Murni mengapresiasi 418 kabupaten/kota yang telah melaksanakan pembelajaran di daerahnya sesuai dengan keputusan bersama empat menteri. "Kami sangat mengapresiasi 418 kota/kabupaten di Indonesia. Saya kira cukup efektif dan terbukti bahwa Pemerintah Daerah Gubernur, Bupati, dan Walikota berkonsentrasi menangani penanganan COVID-19 termasuk proses belajar agar berjalan dengan baik,” tuturnya.

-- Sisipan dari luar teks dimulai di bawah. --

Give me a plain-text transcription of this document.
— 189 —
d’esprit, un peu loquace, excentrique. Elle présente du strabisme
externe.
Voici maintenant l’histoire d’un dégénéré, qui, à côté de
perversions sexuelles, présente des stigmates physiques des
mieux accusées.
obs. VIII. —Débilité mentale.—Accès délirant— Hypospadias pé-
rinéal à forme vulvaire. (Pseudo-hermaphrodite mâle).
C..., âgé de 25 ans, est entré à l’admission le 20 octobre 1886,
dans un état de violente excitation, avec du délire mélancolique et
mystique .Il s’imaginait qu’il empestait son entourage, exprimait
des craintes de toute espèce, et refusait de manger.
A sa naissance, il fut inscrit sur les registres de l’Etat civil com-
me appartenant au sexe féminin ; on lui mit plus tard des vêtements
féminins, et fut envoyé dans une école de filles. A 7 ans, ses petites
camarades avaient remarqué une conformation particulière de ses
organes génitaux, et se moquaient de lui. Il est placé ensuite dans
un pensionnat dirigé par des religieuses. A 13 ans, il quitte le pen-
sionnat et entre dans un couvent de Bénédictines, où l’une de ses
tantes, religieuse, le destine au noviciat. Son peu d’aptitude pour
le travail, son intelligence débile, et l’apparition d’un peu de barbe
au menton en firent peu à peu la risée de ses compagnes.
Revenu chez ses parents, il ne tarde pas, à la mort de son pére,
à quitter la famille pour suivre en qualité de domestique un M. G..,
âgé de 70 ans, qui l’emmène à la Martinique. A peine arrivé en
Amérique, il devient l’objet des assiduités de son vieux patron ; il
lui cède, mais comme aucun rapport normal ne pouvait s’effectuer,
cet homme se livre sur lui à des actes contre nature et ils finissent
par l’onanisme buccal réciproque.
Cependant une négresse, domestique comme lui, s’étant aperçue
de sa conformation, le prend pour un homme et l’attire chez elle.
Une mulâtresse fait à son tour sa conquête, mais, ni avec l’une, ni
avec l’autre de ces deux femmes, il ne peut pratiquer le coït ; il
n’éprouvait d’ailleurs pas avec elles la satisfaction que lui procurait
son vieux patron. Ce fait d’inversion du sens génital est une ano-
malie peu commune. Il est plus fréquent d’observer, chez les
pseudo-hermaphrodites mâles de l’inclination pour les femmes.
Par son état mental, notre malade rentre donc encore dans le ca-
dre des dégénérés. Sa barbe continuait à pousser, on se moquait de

Ia mengatakan tahapan keputusan pembelajaran tatap muka harus berdasarkan status zona risiko COVID-19 pada suatu wilayah. "Ini yang menetapkan Gugus Tugas Percepatan Penanganan COVID-19 Pusat, tingkatannya per Kabupaten/Kota, bukan Kecamatan bahkan Kelurahan/Desa," jelas Dirjen Bangda.
Agar pendidikan tetap berjalan dengan aman di masa pandemi COVID-19, Murni memastikan akan ada sinkronisasi antara Pemerintah Pusat dan Daerah dalam perencanaan, impelementasi, monitoring, dan evaluasi khususnya di bidang pendidikan. “Mudah-mudahan dengan evaluasi ini, Pemerintah Daerah yang masih ada di zona kuning, oranye dan merah tidak memaksaksan diri membuka sekolah secara tatap muka,” harapnya.
Sesjen Ainun mengingatkan kembali pentingnya sekolah untuk menerapkan protokol kesehatan dalam Keputusan Bersama Menteri Pendidikan dan Kebudayaan, Menteri Agama, Menteri Kesehatan, dan Menteri Dalam Negeri. Berdasarkan pemantauan selama dua minggu berjalannya tahun ajaran baru, sebagian besar pemerintah daerah telah melaksanakan kegiatan pembelajaran sesuai dengan keputusan Pemerintah.
Adapun tahapan pelaksanaan pembelajaran tatap muka di sekolah pada zona hijau dilakukan bertahap dimulai dengan jenjang SMA/sederajat dan SMP/sederajat. Kemudian pada tahap kedua, paling cepat dua bulan (paling cepat September 2020) setelah tahap pertama, untuk SD/sederajat dapat melaksanakan pembelajaran tatap muka.
Selanjutnya, paling cepat dua bulan setelah tahap kedua (paling cepat November 2020), Pendidikan Anak Usia Dini (PAUD) dapat melaksanakan pembelajaran tatap muka kembali. Evaluasi tersebut akan mempertimbangkan data kesehatan dan data pendidikan, masukan para ahli dan praktisi, serta masukan para orang tua, peserta didik, dan para pemangku kepentingan pendidikan lainnya.
"Urutan tahap dimulainya pembelajaran tatap muka dilaksanakan berdasarkan pertimbangan kemampuan peserta didik menerapkan protokol kesehatan," tegas Sesjen Kemendikbud.
Terkait pembukaan sekolah di luar zona hijau, Ainun menjelaskan saat ini Kemendikbud bersama Kementerian lain sedang mengevaluasi bagaimana zona di luar zona hijau dapat menyelenggarakan pembelajaran tatap muka.
“Tentunya kita tetap memprioritaskan kesehatan dan keselamatan, namun kita harus menjaga proses belajar yang aman dengan protokol kesehatan yang lebih ketat supaya risiko penularan COVID-19 bisa diperkecil,” ujarnya.